Listening for Expert Identified Linguistic Features: Assessment of Audio Deepfake Discernment among Undergraduate Students

Authors: Noshaba N. Bhalli, Nehal Naqvi, Chloe Evered, Christine Mallinson, Vandana P. Janeja

Published: 2024-11-21 20:52:02+00:00

AI Summary

This paper evaluates the effectiveness of training undergraduate students to improve their ability to discern audio deepfakes by listening for expert-defined linguistic features (EDLFs). Using a pre-/post-experimental design, the study assesses whether familiarizing listeners with English language variation can enhance their perceptual awareness and discernment of fake audio. The research aims to improve human discernment as a key factor in cybersecurity solutions against audio misinformation.

Abstract

This paper evaluates the impact of training undergraduate students to improve their audio deepfake discernment ability by listening for expert-defined linguistic features. Such features have been shown to improve performance of AI algorithms; here, we ascertain whether this improvement in AI algorithms also translates to improvement of the perceptual awareness and discernment ability of listeners. With humans as the weakest link in any cybersecurity solution, we propose that listener discernment is a key factor for improving trustworthiness of audio content. In this study we determine whether training that familiarizes listeners with English language variation can improve their abilities to discern audio deepfakes. We focus on undergraduate students, as this demographic group is constantly exposed to social media and the potential for deception and misinformation online. To the best of our knowledge, our work is the first study to uniquely address English audio deepfake discernment through such techniques. Our research goes beyond informational training by introducing targeted linguistic cues to listeners as a deepfake discernment mechanism, via a training module. In a pre-/post- experimental design, we evaluated the impact of the training across 264 students as a representative cross section of all students at the University of Maryland, Baltimore County, and across experimental and control sections. Findings show that the experimental group showed a statistically significant decrease in their unsurety when evaluating audio clips and an improvement in their ability to correctly identify clips they were initially unsure about. While results are promising, future research will explore more robust and comprehensive trainings for greater impact.


Key findings
The experimental group showed a statistically significant decrease in their 'unsurety' when evaluating audio clips and an improvement in correctly identifying clips they were initially unsure about, particularly fake clips. However, this decrease in unsurety did not always directly translate to increased accuracy, and the training may have made students more skeptical of real audio.

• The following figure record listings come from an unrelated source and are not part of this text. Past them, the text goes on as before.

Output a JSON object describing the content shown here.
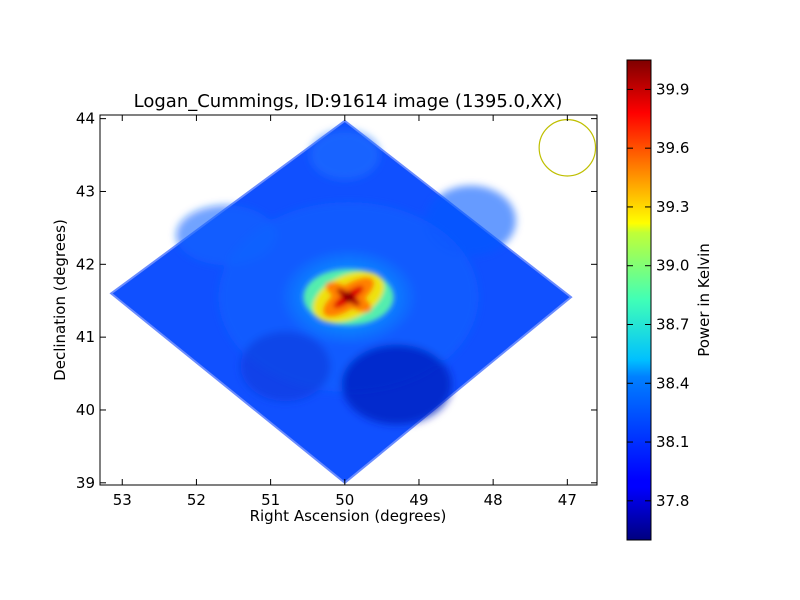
{
  "chart_data": {
    "type": "heatmap",
    "title": "Logan_Cummings, ID:91614 image (1395.0,XX)",
    "xlabel": "Right Ascension (degrees)",
    "ylabel": "Declination (degrees)",
    "xlim": [
      53.3,
      46.6
    ],
    "ylim": [
      38.97,
      44.05
    ],
    "x_ticks": [
      "53",
      "52",
      "51",
      "50",
      "49",
      "48",
      "47"
    ],
    "x_tick_values": [
      53,
      52,
      51,
      50,
      49,
      48,
      47
    ],
    "y_ticks": [
      "39",
      "40",
      "41",
      "42",
      "43",
      "44"
    ],
    "y_tick_values": [
      39,
      40,
      41,
      42,
      43,
      44
    ],
    "colormap": "jet",
    "colorbar": {
      "label": "Power in Kelvin",
      "range": [
        37.6,
        40.05
      ],
      "ticks": [
        "37.8",
        "38.1",
        "38.4",
        "38.7",
        "39.0",
        "39.3",
        "39.6",
        "39.9"
      ],
      "tick_values": [
        37.8,
        38.1,
        38.4,
        38.7,
        39.0,
        39.3,
        39.6,
        39.9
      ]
    },
    "footprint_vertices_deg": [
      [
        50.0,
        43.97
      ],
      [
        53.15,
        41.6
      ],
      [
        50.0,
        39.0
      ],
      [
        46.95,
        41.55
      ]
    ],
    "background_level_K": 38.05,
    "peak": {
      "ra": 49.95,
      "dec": 41.55,
      "value_K": 40.0
    },
    "beam_marker": {
      "ra": 47.0,
      "dec": 43.6,
      "radius_deg": 0.38,
      "color": "#bfbf00"
    }
  }
}
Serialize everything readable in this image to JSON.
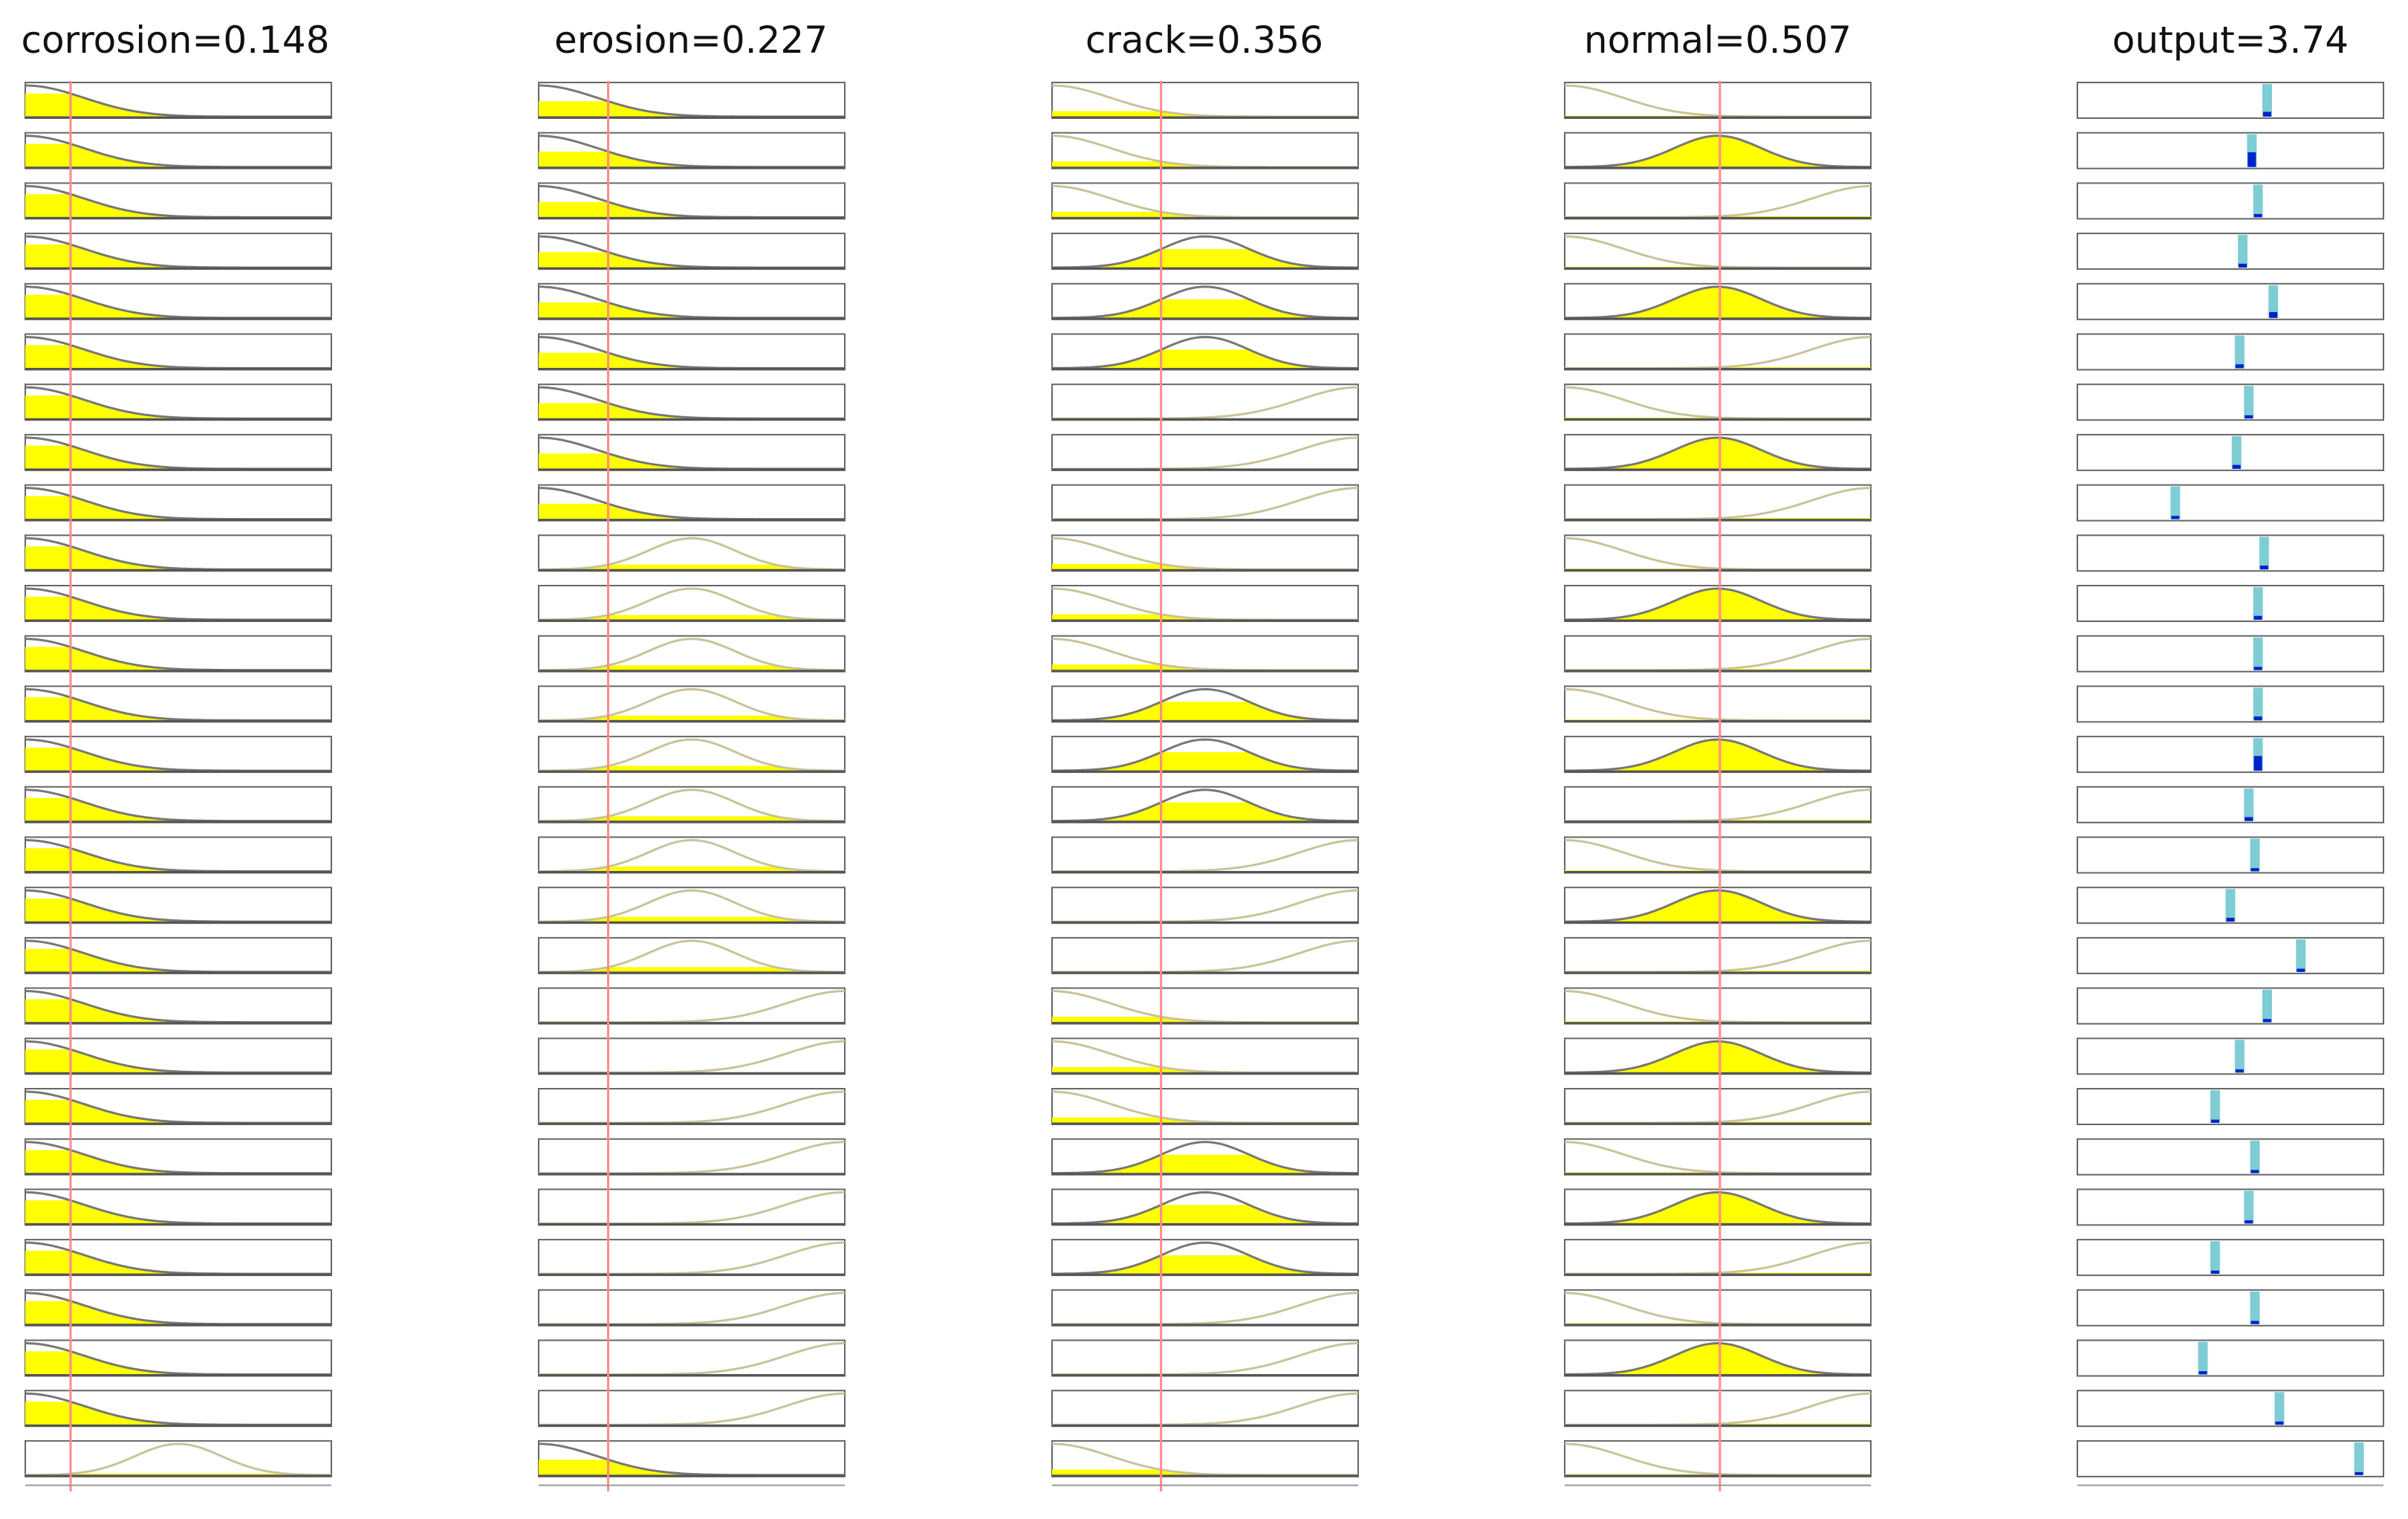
{
  "viewer": {
    "columns": [
      {
        "name": "corrosion",
        "value": "0.148",
        "title": "corrosion=0.148"
      },
      {
        "name": "erosion",
        "value": "0.227",
        "title": "erosion=0.227"
      },
      {
        "name": "crack",
        "value": "0.356",
        "title": "crack=0.356"
      },
      {
        "name": "normal",
        "value": "0.507",
        "title": "normal=0.507"
      },
      {
        "name": "output",
        "value": "3.74",
        "title": "output=3.74"
      }
    ],
    "input_values": [
      0.148,
      0.227,
      0.356,
      0.507
    ],
    "input_range": [
      0,
      1
    ],
    "output_range": [
      0,
      10
    ],
    "rules": [
      {
        "mf": [
          "low",
          "low",
          "low",
          "low"
        ],
        "out": 6.2,
        "w": 0.15
      },
      {
        "mf": [
          "low",
          "low",
          "low",
          "mid"
        ],
        "out": 5.7,
        "w": 0.45
      },
      {
        "mf": [
          "low",
          "low",
          "low",
          "high"
        ],
        "out": 5.9,
        "w": 0.1
      },
      {
        "mf": [
          "low",
          "low",
          "mid",
          "low"
        ],
        "out": 5.4,
        "w": 0.12
      },
      {
        "mf": [
          "low",
          "low",
          "mid",
          "mid"
        ],
        "out": 6.4,
        "w": 0.18
      },
      {
        "mf": [
          "low",
          "low",
          "mid",
          "high"
        ],
        "out": 5.3,
        "w": 0.12
      },
      {
        "mf": [
          "low",
          "low",
          "high",
          "low"
        ],
        "out": 5.6,
        "w": 0.1
      },
      {
        "mf": [
          "low",
          "low",
          "high",
          "mid"
        ],
        "out": 5.2,
        "w": 0.12
      },
      {
        "mf": [
          "low",
          "low",
          "high",
          "high"
        ],
        "out": 3.2,
        "w": 0.1
      },
      {
        "mf": [
          "low",
          "mid",
          "low",
          "low"
        ],
        "out": 6.1,
        "w": 0.12
      },
      {
        "mf": [
          "low",
          "mid",
          "low",
          "mid"
        ],
        "out": 5.9,
        "w": 0.12
      },
      {
        "mf": [
          "low",
          "mid",
          "low",
          "high"
        ],
        "out": 5.9,
        "w": 0.1
      },
      {
        "mf": [
          "low",
          "mid",
          "mid",
          "low"
        ],
        "out": 5.9,
        "w": 0.12
      },
      {
        "mf": [
          "low",
          "mid",
          "mid",
          "mid"
        ],
        "out": 5.9,
        "w": 0.45
      },
      {
        "mf": [
          "low",
          "mid",
          "mid",
          "high"
        ],
        "out": 5.6,
        "w": 0.12
      },
      {
        "mf": [
          "low",
          "mid",
          "high",
          "low"
        ],
        "out": 5.8,
        "w": 0.1
      },
      {
        "mf": [
          "low",
          "mid",
          "high",
          "mid"
        ],
        "out": 5.0,
        "w": 0.12
      },
      {
        "mf": [
          "low",
          "mid",
          "high",
          "high"
        ],
        "out": 7.3,
        "w": 0.1
      },
      {
        "mf": [
          "low",
          "high",
          "low",
          "low"
        ],
        "out": 6.2,
        "w": 0.1
      },
      {
        "mf": [
          "low",
          "high",
          "low",
          "mid"
        ],
        "out": 5.3,
        "w": 0.1
      },
      {
        "mf": [
          "low",
          "high",
          "low",
          "high"
        ],
        "out": 4.5,
        "w": 0.1
      },
      {
        "mf": [
          "low",
          "high",
          "mid",
          "low"
        ],
        "out": 5.8,
        "w": 0.1
      },
      {
        "mf": [
          "low",
          "high",
          "mid",
          "mid"
        ],
        "out": 5.6,
        "w": 0.1
      },
      {
        "mf": [
          "low",
          "high",
          "mid",
          "high"
        ],
        "out": 4.5,
        "w": 0.1
      },
      {
        "mf": [
          "low",
          "high",
          "high",
          "low"
        ],
        "out": 5.8,
        "w": 0.1
      },
      {
        "mf": [
          "low",
          "high",
          "high",
          "mid"
        ],
        "out": 4.1,
        "w": 0.1
      },
      {
        "mf": [
          "low",
          "high",
          "high",
          "high"
        ],
        "out": 6.6,
        "w": 0.1
      },
      {
        "mf": [
          "mid",
          "low",
          "low",
          "low"
        ],
        "out": 9.2,
        "w": 0.05
      }
    ]
  },
  "colors": {
    "fill": "#ffff00",
    "curve_active": "#777777",
    "curve_inactive": "#c8c39a",
    "baseline": "#555555",
    "indicator": "#ff8a8a",
    "box_border": "#666666",
    "output_bar": "#7fcdd4",
    "output_bar_fill": "#0022cc"
  }
}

The control group, which received general deepfake information, also showed a significant improvement in accuracy when identifying real audio clips.
Approach
The researchers employed a pre-/post-experimental design with 264 undergraduate students, divided into experimental and control groups. The experimental group received a training module teaching them to identify five Expert-Defined Linguistic Features (EDLFs) in audio to discern deepfakes, while the control group read a general article about deepfakes. Students' abilities to identify real, fake, or uncertain audio clips were measured before and after the intervention.
Datasets
Audio clips for student assessment were randomly selected from several commonly used machine learning datasets, including ASVspoof 2017, FoR, LJ Speech Dataset, MelGAN, Assem-VC, and WaveNet, to create a hybrid dataset.
Model(s)
UNKNOWN
Author countries
United States